Surfing the Creative Doldrums

A couple of days ago I hit a low point. Too low to write a blog. And a good thing too – it would have been no fun to read. And so, instead of burdening my readers with unassimilated angst and rampant inertia, I headed straight for my journal, my favourite safe haven, and wrote the following:

“I have a ‘should’ about moving forward with my creative work today. I don’t want to. I don’t want to do anything today except read, eat, stare out the window, make some phone calls. I don’t want to market my writing services, I don’t want to work on my book on deconstructing spiritual communities. I don’t want to move forward on my plan to make May a month of creative celebration. I do not feel inspired – at all. I feel absolutely unmotivated. I can see kitesurfers from my living room window. Perfect wind conditions. Gorgeous sunny day. It must be heavenly out there in that rollicking indigo ocean. Did they have to drag themselves out of bed, force themselves onto the highway in their Acura MDX with board strapped to the roof, fight their way into their slightly damp and clingy wet suit? Not likely. In the mood I’m in today, I would have rolled over.”

I know this state well enough to recognize it as the creative doldrums, a transitional state that happens after a time of intense busyness and focus.

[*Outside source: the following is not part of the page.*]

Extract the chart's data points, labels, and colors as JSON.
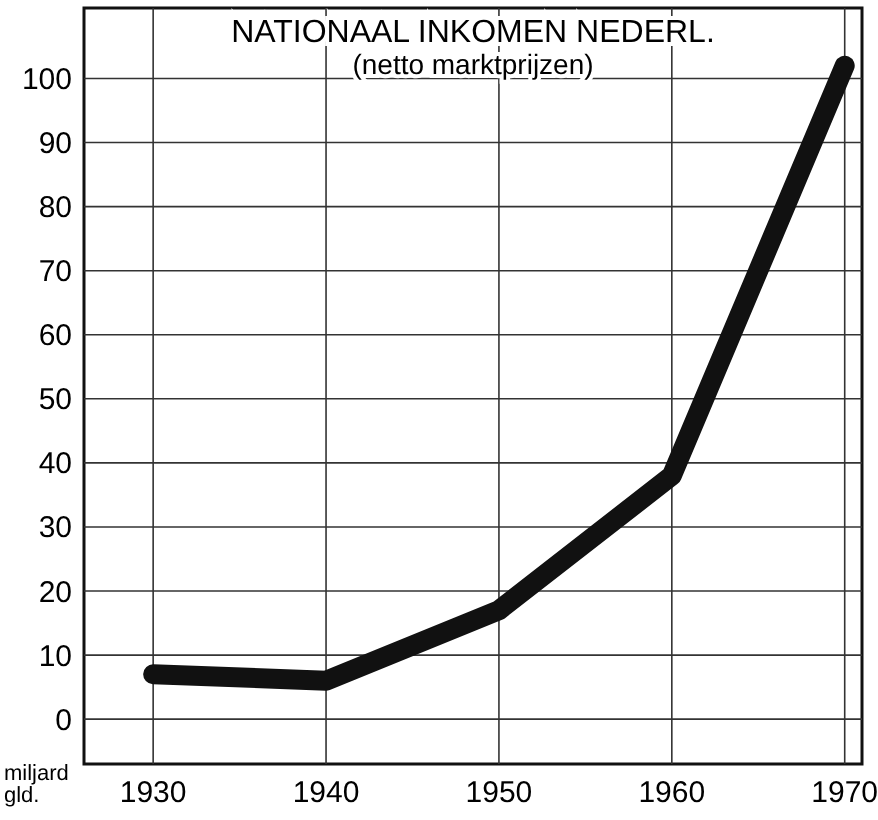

Once the big project is done, then what? The adrenalin is still high from the big push and with nowhere to apply it, panic sets in and the mind goes into overdrive. What if I never work again? What if I’ve got writer’s block? What if I should have gone to library school? One idiotic thought follows another.

I took three deep breaths. Then I took seven more. With sanity returning, I watched the kitesurfers soaring and looping and sailing through the air. Like them, I let go of everything – the to do list, the expectations, the shoulds – everything except the experience of being alive. Like them, I allowed myself to be carried beyond my fear. Like them, I opened up an ocean of possibility.

After a day or so of no obligations and absolute freedom to do whatever brought me joy, I was getting up with the seagulls to work on my book for a couple of hours before the beginning of my work day, I was planning my May of creative celebration. I was riding the wave.